Piotr Pawlak 28 listopada wróci do rankingu ATP w singlu. Zdobył punkt w turnieju ITF M25 w Columbus.
W zawodach w stanie Ohio w USA (korty twarde w hali, 25 tys. $ w puli nagród) wygrał z Amerykaninem Reecem Yakubovem (br) 6:1, 6:2, który otrzymał od organizatorów dziką kartę. W 1/8 finału przegrał z Amerykaninem Jamesem Tracym (823 ATP) 2:6, 2:6.
Piotrek najwyżej w klasyfikacji ATP w singlu był 1627.

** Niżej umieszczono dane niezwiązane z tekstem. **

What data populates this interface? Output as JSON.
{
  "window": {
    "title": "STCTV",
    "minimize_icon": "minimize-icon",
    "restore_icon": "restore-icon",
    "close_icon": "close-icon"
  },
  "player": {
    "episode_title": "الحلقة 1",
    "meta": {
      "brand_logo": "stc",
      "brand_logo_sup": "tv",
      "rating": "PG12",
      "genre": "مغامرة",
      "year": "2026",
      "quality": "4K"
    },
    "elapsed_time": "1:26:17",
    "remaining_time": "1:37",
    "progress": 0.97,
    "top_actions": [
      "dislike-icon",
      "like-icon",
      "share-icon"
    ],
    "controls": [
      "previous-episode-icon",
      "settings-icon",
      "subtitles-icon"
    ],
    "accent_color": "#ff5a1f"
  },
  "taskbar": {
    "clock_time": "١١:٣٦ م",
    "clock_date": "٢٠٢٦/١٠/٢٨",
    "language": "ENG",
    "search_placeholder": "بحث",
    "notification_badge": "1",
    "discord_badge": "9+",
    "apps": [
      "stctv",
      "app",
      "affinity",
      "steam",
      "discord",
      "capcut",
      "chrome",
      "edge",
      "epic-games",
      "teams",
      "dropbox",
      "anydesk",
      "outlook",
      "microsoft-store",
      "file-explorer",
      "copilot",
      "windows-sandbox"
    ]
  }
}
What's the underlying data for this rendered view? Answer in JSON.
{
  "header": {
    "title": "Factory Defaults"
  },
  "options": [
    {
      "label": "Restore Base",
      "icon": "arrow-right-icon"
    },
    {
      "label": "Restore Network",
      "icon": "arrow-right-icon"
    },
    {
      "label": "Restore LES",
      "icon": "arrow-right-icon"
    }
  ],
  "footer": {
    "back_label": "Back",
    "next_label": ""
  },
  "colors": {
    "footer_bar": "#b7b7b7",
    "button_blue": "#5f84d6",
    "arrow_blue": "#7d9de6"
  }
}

W turnieju rywalizują również m.in. Amerykanie Cannon Kinsgley (529 ATP), John McNally (685 ATP) czy Aidan Mayo (535 ATP).
Gra podwójna
W deblu Polak i Szwajcar Adrien Burdet byli rozstawieni z czwórką. Przegrali z Amerykanami Andrew Lutschaunigiem i Tracym 1:6, 4:6.
Przed tygodniem Piotrek Pawlak i Maciej Rajski walczyli w zawodach w Austin ITF M25. Rajski (788 ATP) w drabince głównej był słabszy od Brytyjczyka Jacka Pinningtona Jonesa (538 ATP) 6:7 (4), 4:6. Pawlak w eliminacjach uległ Amerykaninowi Pranavowi Kumarowi (1817 ATP) 1:6, 1:6.
W deblu Polacy pokonali Amerykanina Lucasa Hammonda i Niemca Marcela Hornuga 6:3, 6:4, ale nie sprostali Philipowi Henningowi (RPA) i Taylerowi Stewartowi 6:7 (4), 4:6.